Максим Франк-Каменецкий - Самая главная молекула. От структуры ДНК к биомедицине XXI века

Другой метод состоит в прямом химическом синтезе гена, исходя из нуклеотидной последовательности ДНК, которая должна соответствовать выбранному белку. Из-за вырожденности кода может быть много разных последовательностей, и экспериментатор волен выбирать, какую из них предпочесть. К синтетическому гену пришивают регуляторные участки и встраивают в плазмиду.

Плазмиду, несущую искусственный ген, добавляют к бактериальным клеткам или клеткам других микроорганизмов; часто используют дрожжи. Чтобы отобрать только те бактерии, которые несут нужную плазмиду, поступают следующим образом. Наряду с нужным геном в плазмиду включают ген устойчивости к какому-либо антибиотику или даже целый тандем генов, обеспечивающий устойчивость сразу к нескольким антибиотикам. Клетки растят на среде, содержащей эти антибиотики. Такой прием не только обеспечивает отбор нужных бактерий, но и не позволяет им избавляться от искусственных плазмид. Существуют также методы, позволяющие заставить каждую клетку содержать не одну-две, а тысячи копий плазмиды. Использование этих приемов позволяет добиться фантастической производительности по отношению к белку, закодированному во встроенном гене. Есть случаи, когда этот белок по массе составляет чуть ли не половину всего белка клетки.

Разработка технологии, позволяющей заставлять бактериальную клетку вырабатывать в больших количествах любой белок, ознаменовала начало нового этапа научно-технической революции – эры биотехнологии.
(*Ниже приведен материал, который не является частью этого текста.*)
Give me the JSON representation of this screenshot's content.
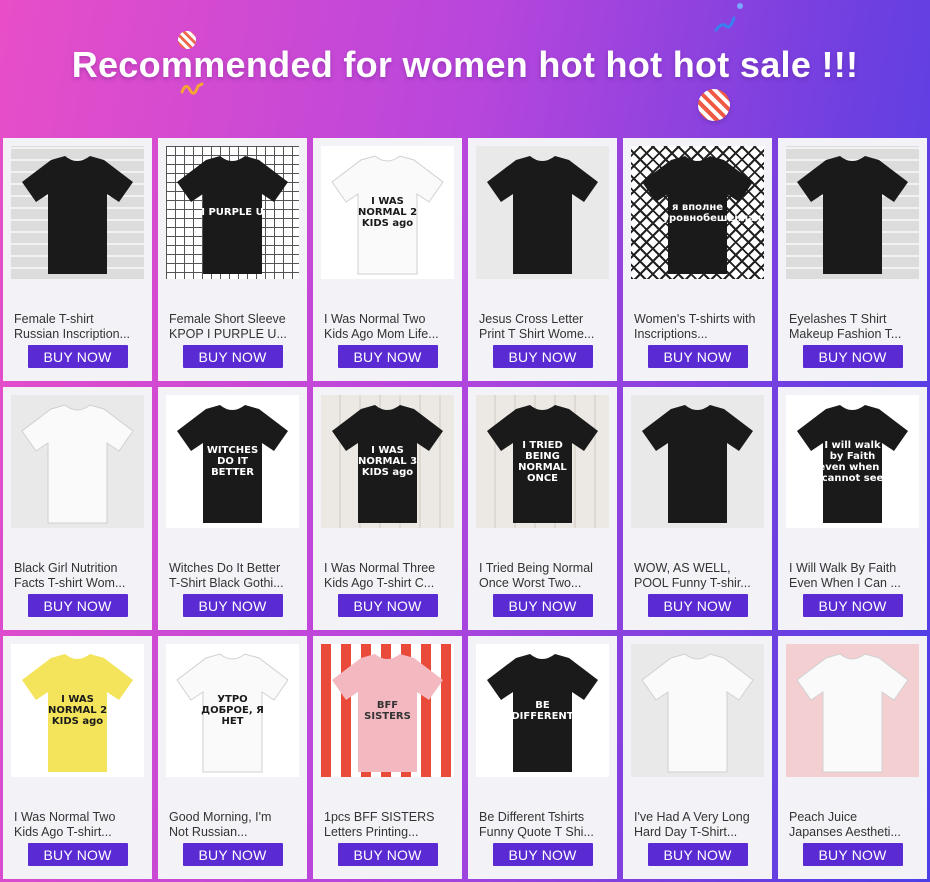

Но прежде всего эта новая технология произвела переворот в самих молекулярно-биологических исследованиях. Дело в том, что каждый конкретный белок производится клеткой, как правило, в очень малом числе, нередко всего по одной или две молекуле на клетку. В результате выделение индивидуального белка, нужного для экспериментов, превращается в труднейшую и весьма дорогую процедуру. Чтобы получить миллиграммы белка, приходится перерабатывать десятки килограммов, если не тонны, биомассы. Но все равно очистить как следует белок, когда он присутствует в столь малой концентрации, не удается. Отсюда – чрезвычайная дороговизна многих белковых препаратов и их недостаточная чистота.

Генная инженерия радикально изменила ситуацию. С использованием этого метода получены в чистом виде штаммы – суперпродуценты многих белков, о чем ранее можно было только мечтать. Резко расширился ассортимент и упали цены на ферментные и другие белковые препараты, выпускаемые фирмами, обслуживающими молекулярно-биологические исследования. Невиданно ускорились научные исследования. Молекулярная биология получила новый мощный импульс для своего развития.

Постепенно возникла новая прикладная дисциплина – синтетическая биология. Исследователи стали вставлять в геном микроба целые кассеты генов, кодирующих ферменты с таким расчетом, чтобы эти ферменты осуществляли последовательную цепь превращений исходного химического соединения, введенного в ферментер, где размножается микроб. Так удается нарабатывать в огромных количествах сложнейшие молекулы.

Пожалуй, наиболее важная работа такого рода была выполнена группой Джэя Кислинга в Беркли. Этой группой был создан штамм дрожжей – суперпродуцент очень эффективного лекарства от малярии – артемисинина. Это лекарство в виде экстракта из сладкой полыни испокон веков использовалось в китайской медицине, но в чистом виде было впервые выделено только в 70-х годах ХХ века исследовательницей из Китайской Народной Республики Ту Юю. В 2015 году Ту Юю была удостоена Нобелевской премии по физиологии и медицине. Однако до недавнего времени, особенно в годы неурожая полыни, наблюдалась острая нехватка артемисинина. Теперь ситуация коренным образом изменилась. Начиная с весны 2013 года артемисинин производится на заводе в Италии в больших количествах микробиологическим способом с использованием дрожжевого штамма, разработанного Кислингом.

К концу 1960-х годов в молекулярной биологии сложилась парадоксальная ситуация. К тому времени были довольно хорошо разработаны методы определения последовательности аминокислот в белках (первый белок, инсулин, был расшифрован Фредериком Сэнгером еще в самом начале 1950-х годов). Банк белковых последовательностей довольно быстро пополнялся все новыми текстами. Был полностью расшифрован генетический код – словарь для перевода ДНКовых текстов на белковый язык. Но вот парадокс: не было прочитано ни одного ДНКового текста!